Гирш слегка попятился — плечи приспущены, уши прижаты.
— «Так»? Как это «так»? Я только пришел глянуть, не нужно ли тебе помочь.
Но Амума, у которой смерть Сары спутала все прежние планы, не спрашивала и не позволяла никакой случайности отвлечь ее от цели. Все они трое были старше, чем я сегодня, так что она уже хорошо знала, что ревность, в противоположность любви и страсти, никогда не успокаивается <ибо подкрепляется памятью больше страсти и любви> и именно в их возрасте может неожиданно расцвести, и поспешила использовать это в своих целях.
Каждый раз, когда Апупа спускался в поле, она заваривала чай, усаживалась с Гиршем на обращенной во двор деревянной веранде, и они вдвоем попивали и беседовали. А когда земля начинала дрожать, сообщая о близком возвращении ее мужа, она просила скрипача сыграть ей «какую-нибудь мелодию».
Она слушала его, прикрыв глаз, говорила: «Я чувствую, как наслаждается твоя скрипка», но та слеза, та исторгнутая музыкой слеза уже не сползала на ее щеку.
— Кончились у меня слезы, Гирш, — говорила она, — излились все из-за двух моих дочерей, и из-за того, что он сотворил с ними, и из-за этого несчастного ребенка, который не внук ни тебе, ни мне.

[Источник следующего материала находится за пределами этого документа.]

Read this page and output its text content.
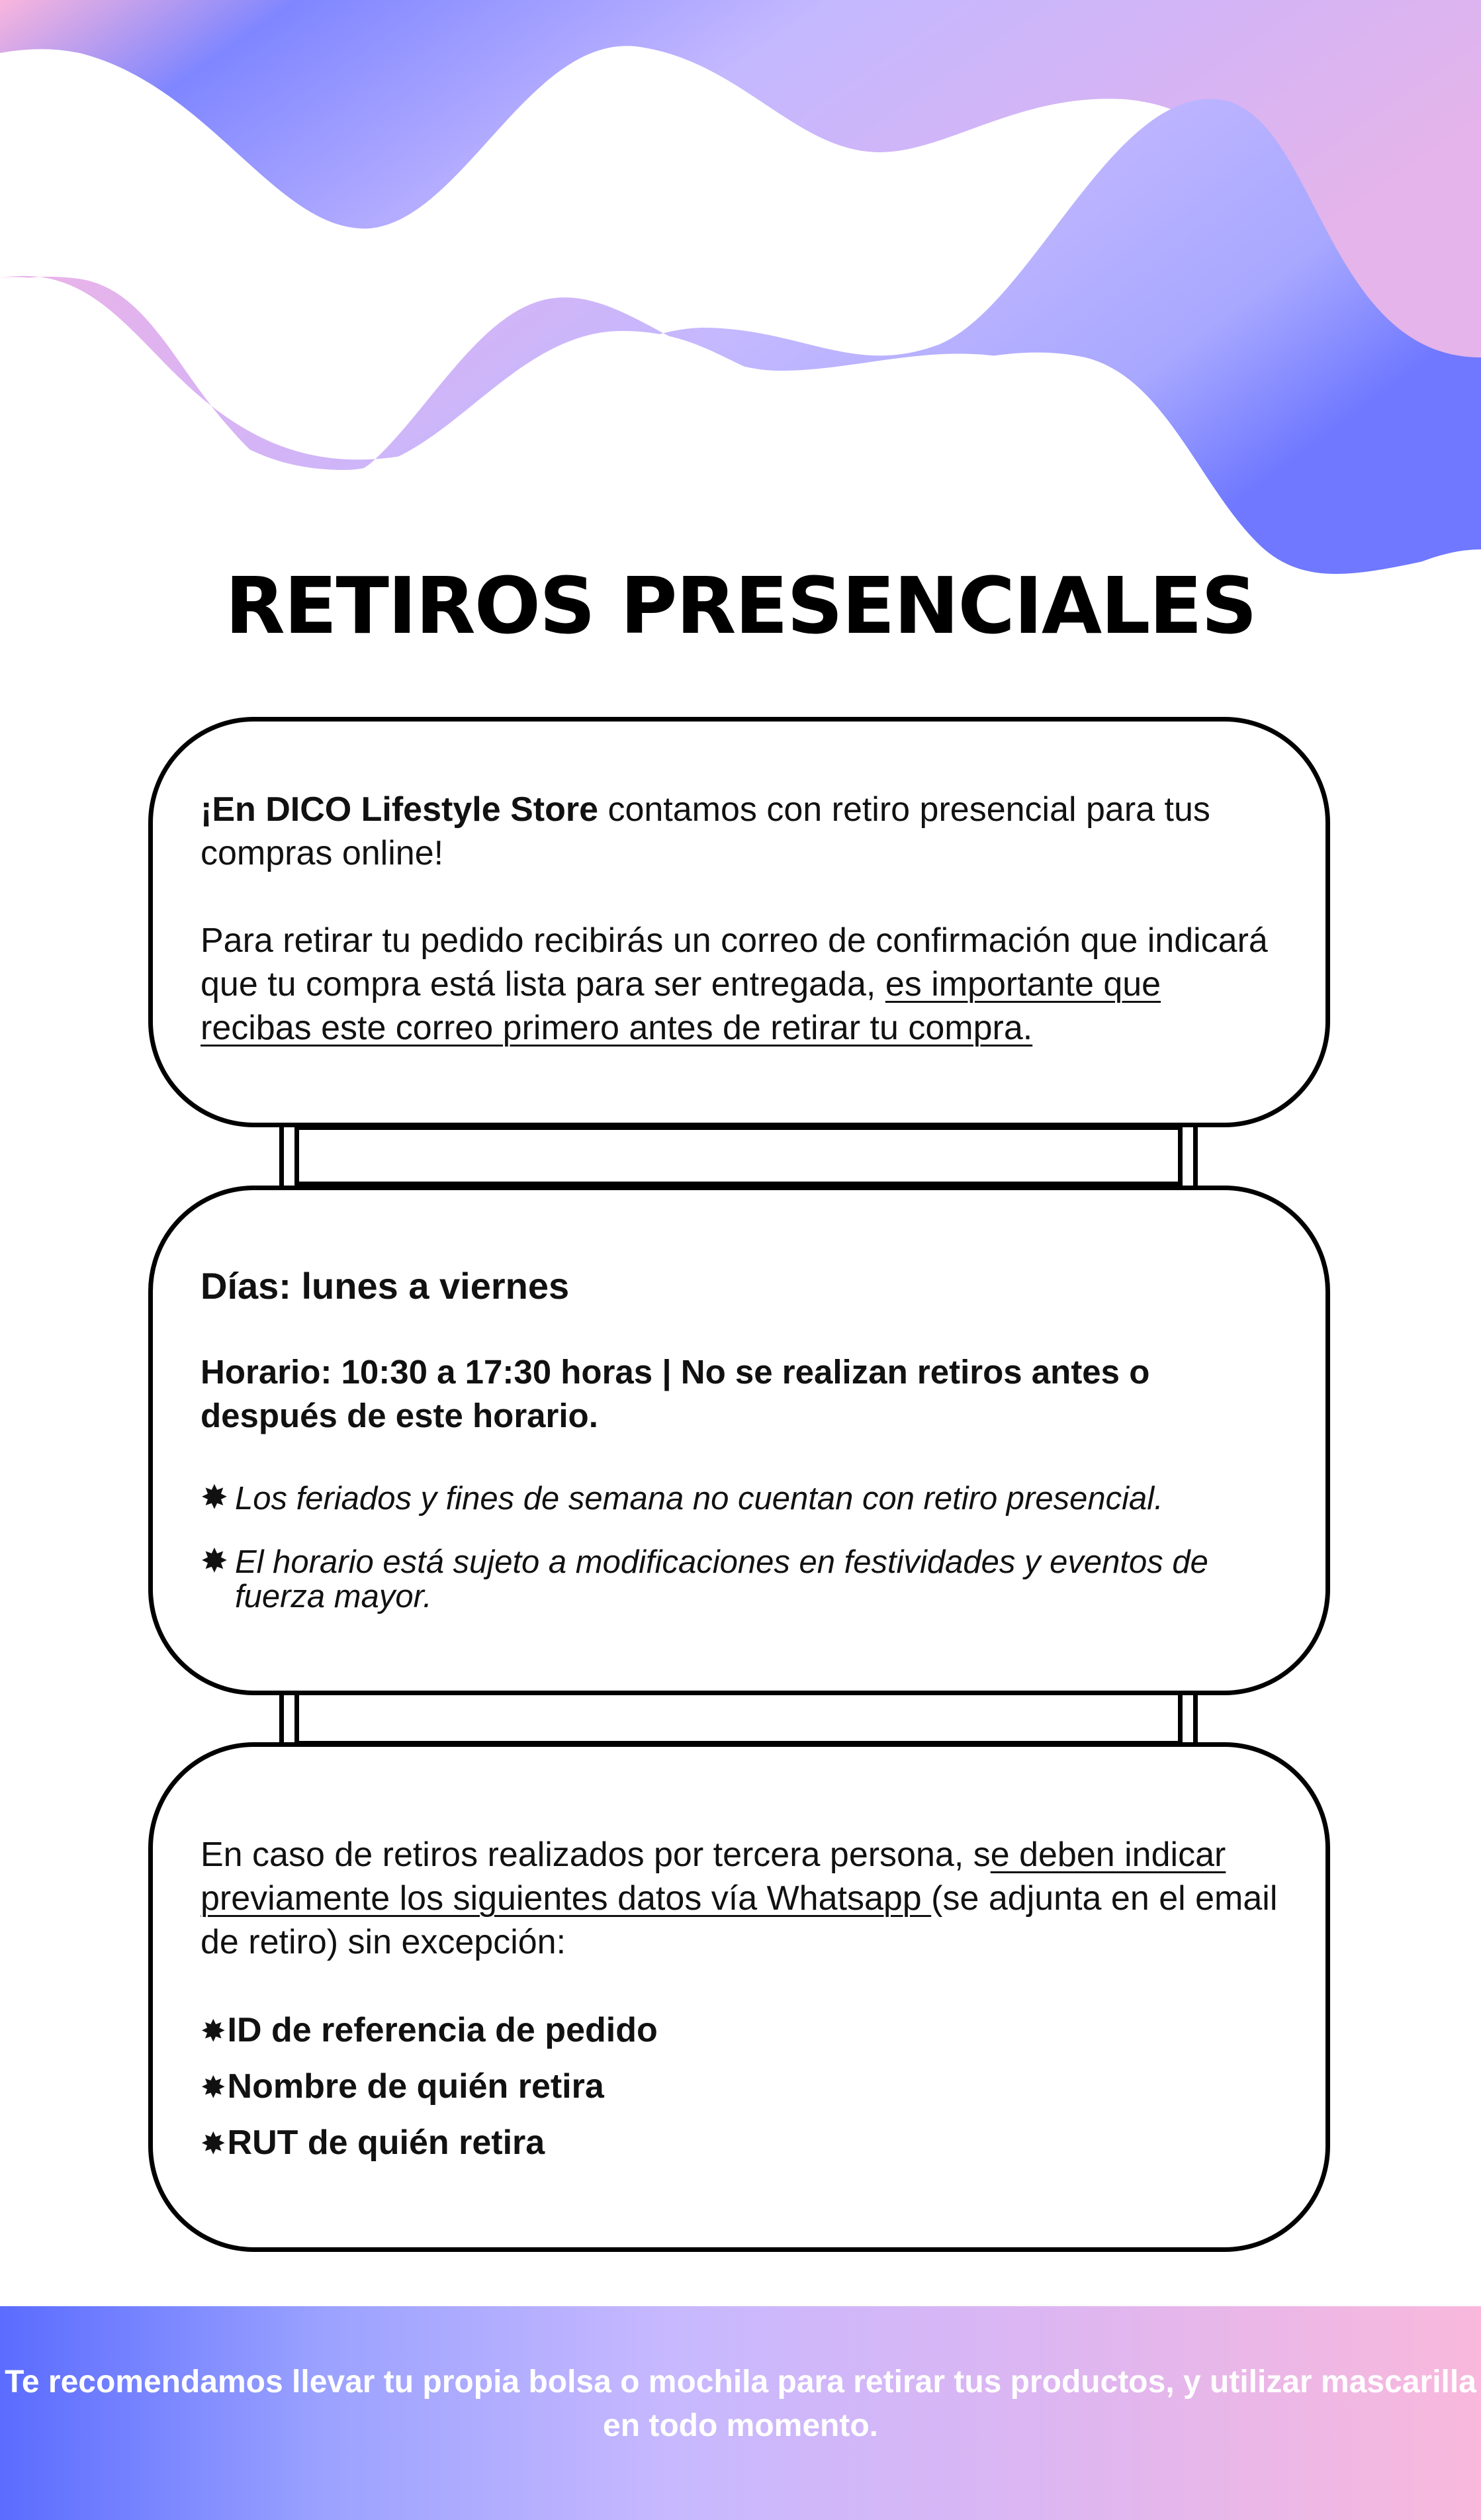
dico
LIFESTYLE STORE
RETIROS PRESENCIALES

¡En DICO Lifestyle Store contamos con retiro presencial para tus compras online!

Para retirar tu pedido recibirás un correo de confirmación que indicará que tu compra está lista para ser entregada, es importante que recibas este correo primero antes de retirar tu compra.

Días: lunes a viernes

Horario: 10:30 a 17:30 horas | No se realizan retiros antes o después de este horario.

✸ Los feriados y fines de semana no cuentan con retiro presencial.

✸ El horario está sujeto a modificaciones en festividades y eventos de fuerza mayor.

En caso de retiros realizados por tercera persona, se deben indicar previamente los siguientes datos vía Whatsapp (se adjunta en el email de retiro) sin excepción:

✸ID de referencia de pedido

✸Nombre de quién retira

✸RUT de quién retira

Te recomendamos llevar tu propia bolsa o mochila para retirar tus productos, y utilizar mascarilla en todo momento.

А когда наконец распахивались задние ворота и ее муж входил во двор, она клала ладонь на колено скрипача. По видимости — словно желая подчеркнуть свою фразу или слово, а в действительности — чтобы Апупа увидел и чтобы в сердце скрипача упрочилась надежда. Тщетная надежда, но это знала только она.
А иногда она говорила: «Давай, Гирш, сходим „туды“», — и с удовольствием видела, что ему, точно верному псу, достаточно радостного звука ее голоса и он понимает, какое «туды» она имеет в виду каждый раз. Один раз — на могилу Сары, другой раз — в продуктовый магазин и много раз — к одинокому кипарису в поле, возле памятника погибшему летчику, и в эти «туды» она приглашала Гирша, чтобы не только ее Давид, но и вся деревня видела их вместе.
Деревце, когда-то посаженное скорбящими родителями на могиле сына, уже поднялось и выросло. По утрам кипарис казался черным, как закопченное лезвие, потому что солнце всходило за ним, а после полудня зеленел под его лучами и становился живым и свежим. Многие деревенские пары взяли себе за обычай ходить к нему, придавая респектабельный вид своим любовным прогулкам, и выражение «пойти к кипарису» в различных его формах: «Хочешь пойти к кипарису?» — «Он уже повел ее к кипарису» — и «Что бы они делали без кипариса?» — стало обычным в деревне.